Understandably, larger villages offer its residents access to a wider array of resources, infrastructure and employment opportunities and, therefore, more diversity in terms of occupations. This is evident from the fact that nearly 20.5% households in the biggest villages earn their income from self-employed, non-agricultural work, compared to just 5.2% in the smallest villages. Also, nearly half of all families in the smallest hamlets (45.4%) depend on farm income, as against 14.9% in the biggest villages. Nearly 82% of households depend on a combination of agricultural work and casual labour to earn their income, as against 58.7% in the biggest villages.
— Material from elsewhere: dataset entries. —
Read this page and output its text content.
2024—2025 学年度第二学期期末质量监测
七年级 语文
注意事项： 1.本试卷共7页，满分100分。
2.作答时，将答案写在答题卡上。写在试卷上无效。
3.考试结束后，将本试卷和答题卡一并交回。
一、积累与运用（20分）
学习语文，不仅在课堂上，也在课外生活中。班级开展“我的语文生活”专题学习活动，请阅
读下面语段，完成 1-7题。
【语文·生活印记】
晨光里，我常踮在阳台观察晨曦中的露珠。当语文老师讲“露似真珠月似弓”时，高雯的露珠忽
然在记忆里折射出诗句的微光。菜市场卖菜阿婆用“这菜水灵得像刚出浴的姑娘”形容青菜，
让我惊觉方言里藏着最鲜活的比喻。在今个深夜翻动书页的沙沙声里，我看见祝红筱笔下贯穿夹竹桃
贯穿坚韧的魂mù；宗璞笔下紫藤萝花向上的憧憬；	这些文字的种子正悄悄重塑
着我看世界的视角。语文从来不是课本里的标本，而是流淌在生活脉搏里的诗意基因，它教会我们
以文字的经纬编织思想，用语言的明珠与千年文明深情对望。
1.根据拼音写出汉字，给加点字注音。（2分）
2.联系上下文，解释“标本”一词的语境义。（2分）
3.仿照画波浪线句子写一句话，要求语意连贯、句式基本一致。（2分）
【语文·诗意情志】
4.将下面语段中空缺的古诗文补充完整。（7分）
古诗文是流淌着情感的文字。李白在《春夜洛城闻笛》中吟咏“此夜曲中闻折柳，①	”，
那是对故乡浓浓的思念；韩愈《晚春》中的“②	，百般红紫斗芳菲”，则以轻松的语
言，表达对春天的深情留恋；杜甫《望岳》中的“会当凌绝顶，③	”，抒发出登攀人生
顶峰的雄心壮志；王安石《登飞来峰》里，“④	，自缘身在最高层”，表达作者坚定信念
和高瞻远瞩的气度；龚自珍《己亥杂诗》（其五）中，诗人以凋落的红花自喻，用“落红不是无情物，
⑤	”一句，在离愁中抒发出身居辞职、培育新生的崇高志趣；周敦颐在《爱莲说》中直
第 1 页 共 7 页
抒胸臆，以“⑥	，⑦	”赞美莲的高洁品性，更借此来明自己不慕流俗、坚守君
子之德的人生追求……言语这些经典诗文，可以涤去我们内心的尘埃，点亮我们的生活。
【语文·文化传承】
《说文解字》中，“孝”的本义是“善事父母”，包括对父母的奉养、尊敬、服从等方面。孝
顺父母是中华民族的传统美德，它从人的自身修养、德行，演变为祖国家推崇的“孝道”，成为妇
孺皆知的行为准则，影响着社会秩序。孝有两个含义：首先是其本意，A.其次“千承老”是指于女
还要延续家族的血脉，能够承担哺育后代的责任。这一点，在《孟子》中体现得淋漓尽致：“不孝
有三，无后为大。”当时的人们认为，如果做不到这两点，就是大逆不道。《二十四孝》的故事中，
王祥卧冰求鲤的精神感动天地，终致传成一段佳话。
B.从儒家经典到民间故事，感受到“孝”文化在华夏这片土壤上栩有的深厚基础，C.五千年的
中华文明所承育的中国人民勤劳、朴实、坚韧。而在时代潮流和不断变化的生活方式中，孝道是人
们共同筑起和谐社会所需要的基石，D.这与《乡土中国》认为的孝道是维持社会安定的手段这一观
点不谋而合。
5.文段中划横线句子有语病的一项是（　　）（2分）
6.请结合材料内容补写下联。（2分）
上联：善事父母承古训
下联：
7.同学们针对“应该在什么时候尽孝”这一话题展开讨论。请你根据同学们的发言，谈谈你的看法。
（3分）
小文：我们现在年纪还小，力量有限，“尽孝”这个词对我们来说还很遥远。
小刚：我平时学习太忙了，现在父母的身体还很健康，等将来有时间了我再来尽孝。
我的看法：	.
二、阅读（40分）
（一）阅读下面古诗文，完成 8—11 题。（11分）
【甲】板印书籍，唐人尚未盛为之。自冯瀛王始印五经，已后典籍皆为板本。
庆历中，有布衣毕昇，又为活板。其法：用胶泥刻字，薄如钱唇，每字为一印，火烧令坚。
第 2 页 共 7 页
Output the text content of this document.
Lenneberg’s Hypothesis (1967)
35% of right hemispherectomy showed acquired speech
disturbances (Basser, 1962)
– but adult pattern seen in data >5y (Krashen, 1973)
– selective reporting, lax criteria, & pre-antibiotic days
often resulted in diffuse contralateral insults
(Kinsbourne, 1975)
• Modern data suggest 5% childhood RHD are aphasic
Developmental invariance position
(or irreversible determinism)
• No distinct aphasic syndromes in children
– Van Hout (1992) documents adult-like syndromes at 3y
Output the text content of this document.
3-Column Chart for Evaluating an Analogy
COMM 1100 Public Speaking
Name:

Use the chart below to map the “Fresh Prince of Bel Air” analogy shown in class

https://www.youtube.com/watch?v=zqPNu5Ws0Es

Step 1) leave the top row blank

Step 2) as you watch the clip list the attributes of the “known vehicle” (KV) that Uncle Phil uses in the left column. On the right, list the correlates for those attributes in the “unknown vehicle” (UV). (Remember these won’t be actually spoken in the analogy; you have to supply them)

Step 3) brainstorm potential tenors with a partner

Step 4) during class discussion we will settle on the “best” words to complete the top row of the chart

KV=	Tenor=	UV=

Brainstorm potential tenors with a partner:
Therefore, the impact of declining rural wages, as a result of reducing MGNREGA allocations, will be borne by such households, pushing them further into the vortex of poverty and marginalisation.
Despite its flaws, studies have shown that the wage income and investment support from MGNREGA have made small and marginal landholders less dependent on big and medium landholders. In addition, It has dented the domination of rural society by the latter. Nearly half of all rural households are landless and 37.2% have marginal holdings of less than 1 hectare. Yanking away the support that MGNREGA provides—without building alternative employment generation sources in the smaller villages—would only end up pushing these families deeper into debt and dispossession.
Rural development has thus far been centred around subsidies and government interventions. Many of the rural programmes were developed during the times when the welfare of farming families was synonymous with the well-being of rural communities and the entire rural population. This is no longer so. There is a need to rethink rural development. Our emphasis should be more towards geographically concentrated programmes with the right mix of agricultural improvement for small and marginal farmers, better and effective extension activities, education and training of rural youth to provide necessary skills, and industrial development to provide non-farm job opportunities for rural residents.
A multi-sectoral approach would go a long way in building bridges to the poorest rural communities in the remotest parts of the country. Learning from our past experience, we should keep in mind that implementation constraints, whether caused by poor administrative capacities or crippling bureaucratic inefficiencies, can ruin even the most well-intentioned initiatives.